Nesta quinta-feira, 10, a CONAMP – Associção Nacional dos Membros do Ministério Público, a ANPT – Associação Nacional dos Procuradores do Trabalho, a ANPR – Associação Nacional dos Procuradores da República e a Ajufe – Associação dos Juízes Federais do Brasil, ingressaram, no STF, com ADIn contra a lei de abuso de autoridade.
Essas duas novas ações irão se somar a outras duas contra a lei no Supremo, as quais foram abertas pela AMB – Associação dos Magistrados Brasileiros e pela Anafisco – Associação Nacional dos Auditores Fiscais de Tributos dos Municípios e do Distrito Federal.

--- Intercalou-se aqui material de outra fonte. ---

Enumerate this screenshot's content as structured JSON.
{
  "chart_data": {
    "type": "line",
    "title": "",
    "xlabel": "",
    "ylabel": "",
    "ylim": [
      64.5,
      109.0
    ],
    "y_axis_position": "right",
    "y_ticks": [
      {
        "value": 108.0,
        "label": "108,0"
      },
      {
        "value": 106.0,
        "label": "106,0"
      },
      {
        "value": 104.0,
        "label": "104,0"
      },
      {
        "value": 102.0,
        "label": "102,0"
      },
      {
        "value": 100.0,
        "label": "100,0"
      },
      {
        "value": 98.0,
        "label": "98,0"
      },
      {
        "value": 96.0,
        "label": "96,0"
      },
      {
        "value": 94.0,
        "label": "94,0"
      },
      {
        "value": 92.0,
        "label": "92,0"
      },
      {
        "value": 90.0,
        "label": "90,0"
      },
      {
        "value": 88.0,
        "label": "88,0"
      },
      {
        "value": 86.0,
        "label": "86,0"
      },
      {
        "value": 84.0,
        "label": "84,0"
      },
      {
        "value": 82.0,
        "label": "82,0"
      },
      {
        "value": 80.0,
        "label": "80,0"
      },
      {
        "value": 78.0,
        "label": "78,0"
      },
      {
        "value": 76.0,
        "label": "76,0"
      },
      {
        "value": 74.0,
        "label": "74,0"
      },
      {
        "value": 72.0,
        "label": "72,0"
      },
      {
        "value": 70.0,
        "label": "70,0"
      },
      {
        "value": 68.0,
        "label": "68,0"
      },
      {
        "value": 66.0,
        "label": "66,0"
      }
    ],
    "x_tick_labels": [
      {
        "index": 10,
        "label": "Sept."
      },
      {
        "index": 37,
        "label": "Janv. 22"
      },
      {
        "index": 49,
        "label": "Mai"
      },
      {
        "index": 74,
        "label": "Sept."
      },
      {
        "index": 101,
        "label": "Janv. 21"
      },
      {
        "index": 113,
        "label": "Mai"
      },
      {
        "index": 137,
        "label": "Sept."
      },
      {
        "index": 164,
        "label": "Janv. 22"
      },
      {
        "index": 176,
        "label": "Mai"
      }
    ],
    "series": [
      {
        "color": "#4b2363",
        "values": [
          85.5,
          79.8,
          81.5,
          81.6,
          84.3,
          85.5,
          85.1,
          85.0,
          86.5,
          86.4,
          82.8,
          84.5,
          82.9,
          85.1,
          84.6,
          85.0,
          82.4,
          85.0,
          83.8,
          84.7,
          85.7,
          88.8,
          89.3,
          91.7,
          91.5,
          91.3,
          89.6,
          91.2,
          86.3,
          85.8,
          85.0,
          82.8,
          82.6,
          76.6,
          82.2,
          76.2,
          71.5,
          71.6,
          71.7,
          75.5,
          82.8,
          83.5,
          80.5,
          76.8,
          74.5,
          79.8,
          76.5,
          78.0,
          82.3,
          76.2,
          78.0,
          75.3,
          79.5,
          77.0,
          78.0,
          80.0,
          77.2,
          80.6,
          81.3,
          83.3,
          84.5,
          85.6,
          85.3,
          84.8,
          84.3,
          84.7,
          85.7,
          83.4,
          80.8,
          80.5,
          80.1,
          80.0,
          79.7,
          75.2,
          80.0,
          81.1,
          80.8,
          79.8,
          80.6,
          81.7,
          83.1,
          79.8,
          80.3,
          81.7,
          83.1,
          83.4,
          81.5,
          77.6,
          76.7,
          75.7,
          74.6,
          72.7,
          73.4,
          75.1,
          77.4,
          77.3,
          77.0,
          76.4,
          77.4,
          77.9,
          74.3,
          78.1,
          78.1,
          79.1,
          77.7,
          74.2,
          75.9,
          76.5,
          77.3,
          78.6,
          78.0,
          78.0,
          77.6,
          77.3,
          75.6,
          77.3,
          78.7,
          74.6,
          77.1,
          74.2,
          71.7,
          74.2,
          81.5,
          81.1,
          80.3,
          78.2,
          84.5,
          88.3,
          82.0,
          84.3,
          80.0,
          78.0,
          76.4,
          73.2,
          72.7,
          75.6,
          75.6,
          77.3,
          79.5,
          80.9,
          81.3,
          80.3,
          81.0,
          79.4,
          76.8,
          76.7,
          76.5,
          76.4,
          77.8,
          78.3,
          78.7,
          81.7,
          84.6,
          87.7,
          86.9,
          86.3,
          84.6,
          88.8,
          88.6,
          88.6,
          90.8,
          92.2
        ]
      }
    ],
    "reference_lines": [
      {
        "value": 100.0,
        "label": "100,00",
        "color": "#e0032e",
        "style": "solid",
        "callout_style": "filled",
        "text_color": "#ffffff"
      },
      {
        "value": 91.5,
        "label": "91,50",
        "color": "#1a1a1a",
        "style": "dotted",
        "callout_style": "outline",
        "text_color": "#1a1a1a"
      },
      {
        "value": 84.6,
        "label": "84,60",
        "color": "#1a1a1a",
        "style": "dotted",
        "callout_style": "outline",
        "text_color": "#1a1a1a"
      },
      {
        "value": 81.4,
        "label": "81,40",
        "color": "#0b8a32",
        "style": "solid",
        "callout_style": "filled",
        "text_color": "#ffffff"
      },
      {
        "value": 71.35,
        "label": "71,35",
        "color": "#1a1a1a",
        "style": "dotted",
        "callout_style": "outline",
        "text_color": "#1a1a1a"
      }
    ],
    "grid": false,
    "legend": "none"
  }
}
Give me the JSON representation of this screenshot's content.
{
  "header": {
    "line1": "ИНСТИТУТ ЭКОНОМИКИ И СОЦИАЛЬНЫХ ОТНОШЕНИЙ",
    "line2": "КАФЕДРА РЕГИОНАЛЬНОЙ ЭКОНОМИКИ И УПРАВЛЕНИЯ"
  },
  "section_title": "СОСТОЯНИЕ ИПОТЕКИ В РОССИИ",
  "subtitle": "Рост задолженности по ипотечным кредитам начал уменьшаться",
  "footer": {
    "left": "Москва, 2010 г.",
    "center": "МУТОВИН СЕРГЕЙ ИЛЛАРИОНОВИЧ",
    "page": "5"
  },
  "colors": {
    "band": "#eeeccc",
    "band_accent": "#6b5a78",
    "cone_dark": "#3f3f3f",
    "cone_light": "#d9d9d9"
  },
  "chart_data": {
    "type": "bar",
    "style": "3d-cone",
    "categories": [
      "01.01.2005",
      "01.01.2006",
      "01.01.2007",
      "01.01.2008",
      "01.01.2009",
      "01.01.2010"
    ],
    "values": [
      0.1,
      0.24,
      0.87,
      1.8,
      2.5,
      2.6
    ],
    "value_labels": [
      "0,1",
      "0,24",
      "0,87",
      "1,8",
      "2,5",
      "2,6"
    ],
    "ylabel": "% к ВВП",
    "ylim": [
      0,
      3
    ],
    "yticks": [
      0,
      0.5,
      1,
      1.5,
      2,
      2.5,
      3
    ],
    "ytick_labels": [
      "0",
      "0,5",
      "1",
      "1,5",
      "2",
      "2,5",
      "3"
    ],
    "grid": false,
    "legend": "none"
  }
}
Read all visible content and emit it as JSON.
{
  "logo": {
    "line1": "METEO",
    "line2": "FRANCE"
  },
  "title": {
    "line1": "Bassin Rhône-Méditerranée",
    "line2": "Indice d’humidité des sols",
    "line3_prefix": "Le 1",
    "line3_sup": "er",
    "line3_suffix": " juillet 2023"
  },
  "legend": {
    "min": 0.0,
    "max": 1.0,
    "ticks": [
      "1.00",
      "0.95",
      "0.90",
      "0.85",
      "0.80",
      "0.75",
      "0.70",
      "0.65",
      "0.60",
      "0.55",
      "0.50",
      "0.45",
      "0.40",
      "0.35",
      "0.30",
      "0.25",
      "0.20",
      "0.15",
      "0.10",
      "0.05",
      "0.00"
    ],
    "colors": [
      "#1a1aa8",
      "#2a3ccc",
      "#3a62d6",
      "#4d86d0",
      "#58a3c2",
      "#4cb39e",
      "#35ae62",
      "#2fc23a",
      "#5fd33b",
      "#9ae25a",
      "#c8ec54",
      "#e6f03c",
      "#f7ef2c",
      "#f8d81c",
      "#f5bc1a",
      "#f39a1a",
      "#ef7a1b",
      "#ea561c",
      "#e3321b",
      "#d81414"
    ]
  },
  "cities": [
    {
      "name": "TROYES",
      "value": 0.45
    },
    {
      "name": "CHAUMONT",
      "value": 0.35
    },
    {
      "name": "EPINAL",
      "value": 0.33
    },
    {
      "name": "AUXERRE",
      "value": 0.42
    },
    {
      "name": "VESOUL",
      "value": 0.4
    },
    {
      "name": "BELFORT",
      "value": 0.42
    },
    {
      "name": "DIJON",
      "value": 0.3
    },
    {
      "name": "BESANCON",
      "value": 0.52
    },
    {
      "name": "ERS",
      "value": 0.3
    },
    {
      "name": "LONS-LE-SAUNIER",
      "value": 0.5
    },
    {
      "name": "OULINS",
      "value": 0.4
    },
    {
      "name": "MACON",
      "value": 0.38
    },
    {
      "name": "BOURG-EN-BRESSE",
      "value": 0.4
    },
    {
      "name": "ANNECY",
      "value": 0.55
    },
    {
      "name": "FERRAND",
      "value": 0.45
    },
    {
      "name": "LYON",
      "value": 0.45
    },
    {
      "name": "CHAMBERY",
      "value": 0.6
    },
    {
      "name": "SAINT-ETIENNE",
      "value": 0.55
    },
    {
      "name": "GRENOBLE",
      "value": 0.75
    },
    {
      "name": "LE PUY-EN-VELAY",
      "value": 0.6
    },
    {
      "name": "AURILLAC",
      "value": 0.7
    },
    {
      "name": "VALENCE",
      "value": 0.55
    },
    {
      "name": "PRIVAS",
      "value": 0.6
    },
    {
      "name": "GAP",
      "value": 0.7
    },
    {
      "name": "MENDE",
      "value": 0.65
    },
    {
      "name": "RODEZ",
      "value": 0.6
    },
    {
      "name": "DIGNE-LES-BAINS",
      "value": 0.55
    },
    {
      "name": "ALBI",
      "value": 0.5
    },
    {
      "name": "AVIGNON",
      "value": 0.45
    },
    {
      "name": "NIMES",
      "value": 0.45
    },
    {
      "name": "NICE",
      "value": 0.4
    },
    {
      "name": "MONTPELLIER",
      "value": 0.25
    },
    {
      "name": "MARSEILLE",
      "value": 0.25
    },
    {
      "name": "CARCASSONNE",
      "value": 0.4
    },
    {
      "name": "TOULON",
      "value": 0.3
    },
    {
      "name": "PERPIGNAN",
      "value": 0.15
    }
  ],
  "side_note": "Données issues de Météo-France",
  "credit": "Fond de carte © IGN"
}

O relator é o ministro Celso de Mello.
Novas ações
Na ADIn 6.238, as associações de procuradores contestam oito artigos da norma. De acordo com o advogado das partes, Aristides Junqueira, os tipos penais criados pela lei são vagos, imprecisos, indeterminados e abertos, fato que possibilita as “mais diversas interpretações do que, ao final, constituiria crime de abuso de autoridade”.
Ao ingressar com a ADIn 6.239, a Ajufe contesta seis artigos da lei. Três deles haviam sido vetados pelo presidente da República Jair Bolsonaro, mas foram reintegrados pelo Congresso Nacional.
Entre esses dispositivos, está o artigo 9, que prevê pena de 1 a 4 anos de prisão para o juiz que decretar medida de privação da liberdade em manifesta desconformidade com as hipóteses legais.